Diğer yandan, basından takip edebildiğimiz kadarıyla ahlaksız bir ihanet ve sefil bir teslimiyet içinde olan oportünist ve liberal solcuların Kürtlerin biraz ileri gittiğini, Recep Tayyip Erdoğan’ı devirmek için ateşkese gidilmesi gerektiğini, Kürt sorununun Kürdistan sorunu haline getirilmemesini vazetmelerini de büyük bir tiksintiyle karşılıyoruz. Bu gibi yaklaşımlar bizden uzaktır. Bize göre Kürt devrimi bugün elinden geleni ardına koymamalıdır.

Konjonktür onun siyasal hedeflerine varmasına bugün için elvermiyor gibi görünse de devrimci zorlamanın konjonktürleri kendine göre düzenlemek olduğu da bilinmelidir. Devrimcilik devrimin nesnelliğine biçim veren öznelliktir. Bunlar afaki tanımlar değildir. Şurası çok açıktır ki Kürt devriminin bugün kazandığı mevziler yarın kaçınılmazca kurulacak müzakere masalarında birer koz niteliği taşıyacaktır.”

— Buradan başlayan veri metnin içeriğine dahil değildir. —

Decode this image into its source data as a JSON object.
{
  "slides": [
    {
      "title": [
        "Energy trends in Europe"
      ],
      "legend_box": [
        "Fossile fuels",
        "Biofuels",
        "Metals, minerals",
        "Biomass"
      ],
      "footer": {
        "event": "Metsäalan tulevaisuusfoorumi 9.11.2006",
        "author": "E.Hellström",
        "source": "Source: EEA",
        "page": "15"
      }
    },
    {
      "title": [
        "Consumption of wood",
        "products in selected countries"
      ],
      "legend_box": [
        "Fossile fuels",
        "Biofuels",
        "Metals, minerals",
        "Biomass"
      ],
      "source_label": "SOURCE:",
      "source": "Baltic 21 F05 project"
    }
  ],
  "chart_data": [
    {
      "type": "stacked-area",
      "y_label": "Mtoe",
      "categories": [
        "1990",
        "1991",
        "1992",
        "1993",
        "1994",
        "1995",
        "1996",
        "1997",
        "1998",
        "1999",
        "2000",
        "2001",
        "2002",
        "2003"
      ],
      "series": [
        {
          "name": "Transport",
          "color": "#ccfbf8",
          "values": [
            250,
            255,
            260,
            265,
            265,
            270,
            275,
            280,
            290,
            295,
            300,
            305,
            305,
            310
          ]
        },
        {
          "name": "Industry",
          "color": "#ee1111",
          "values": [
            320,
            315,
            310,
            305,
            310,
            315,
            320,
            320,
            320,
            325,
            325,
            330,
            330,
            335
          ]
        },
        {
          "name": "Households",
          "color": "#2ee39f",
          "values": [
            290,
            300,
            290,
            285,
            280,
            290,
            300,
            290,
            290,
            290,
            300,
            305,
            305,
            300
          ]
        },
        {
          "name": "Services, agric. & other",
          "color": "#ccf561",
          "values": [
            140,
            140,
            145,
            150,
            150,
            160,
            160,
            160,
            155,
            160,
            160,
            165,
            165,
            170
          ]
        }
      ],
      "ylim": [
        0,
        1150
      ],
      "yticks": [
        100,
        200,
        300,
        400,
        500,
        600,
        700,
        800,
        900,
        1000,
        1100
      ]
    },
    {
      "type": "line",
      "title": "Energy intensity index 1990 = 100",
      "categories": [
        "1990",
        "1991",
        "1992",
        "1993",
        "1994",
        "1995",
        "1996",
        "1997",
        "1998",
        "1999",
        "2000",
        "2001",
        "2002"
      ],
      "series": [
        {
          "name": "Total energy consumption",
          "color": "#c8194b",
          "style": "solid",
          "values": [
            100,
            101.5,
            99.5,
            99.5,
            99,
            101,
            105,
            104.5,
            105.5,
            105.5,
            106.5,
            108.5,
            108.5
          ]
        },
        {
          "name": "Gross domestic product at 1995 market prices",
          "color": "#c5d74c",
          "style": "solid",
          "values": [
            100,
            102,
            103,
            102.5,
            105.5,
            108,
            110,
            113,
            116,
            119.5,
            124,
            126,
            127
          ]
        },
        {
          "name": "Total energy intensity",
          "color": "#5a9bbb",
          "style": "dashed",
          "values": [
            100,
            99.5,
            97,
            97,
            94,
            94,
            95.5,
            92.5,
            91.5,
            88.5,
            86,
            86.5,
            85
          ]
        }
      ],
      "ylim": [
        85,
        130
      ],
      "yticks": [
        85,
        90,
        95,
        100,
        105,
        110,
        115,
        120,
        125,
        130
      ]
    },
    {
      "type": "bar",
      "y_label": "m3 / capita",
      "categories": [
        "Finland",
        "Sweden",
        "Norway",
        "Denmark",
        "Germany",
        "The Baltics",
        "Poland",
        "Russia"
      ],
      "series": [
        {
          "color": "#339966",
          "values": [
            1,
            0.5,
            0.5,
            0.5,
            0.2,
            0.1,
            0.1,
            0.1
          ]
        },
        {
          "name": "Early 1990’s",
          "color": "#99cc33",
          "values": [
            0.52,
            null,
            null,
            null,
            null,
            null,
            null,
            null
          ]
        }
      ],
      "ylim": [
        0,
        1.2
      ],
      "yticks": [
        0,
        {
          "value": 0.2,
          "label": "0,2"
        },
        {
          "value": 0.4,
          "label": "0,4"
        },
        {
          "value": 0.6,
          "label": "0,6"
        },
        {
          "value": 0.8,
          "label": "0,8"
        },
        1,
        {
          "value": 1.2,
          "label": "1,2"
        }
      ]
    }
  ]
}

Devrimci Karargah savaşçısı Ali Haydar Türkiye devrimci gençliğine de şöyle seslendi: “Bugün toplumun en ilerici, en devrimci, en uyanık gücü olarak Türkiye devrimci gençliğinin oportünizmin bütün oyalamalarından hızla sıyrılarak kendi tarihinin gösterdiği devrimci yola yönelmesi ve böyle bir tarihin bugün yeniden öznesi olma görevi vardır. Bu görev zemininde Türkiye devrimci gençliğini, bulunduğu her alanda Bostancı-Gezi ve Kobanê ile çizgileşen yeni devrimci atılımın ajitasyon-propagandanın örgütsel bir momentini oluşturmaya çağırıyoruz.”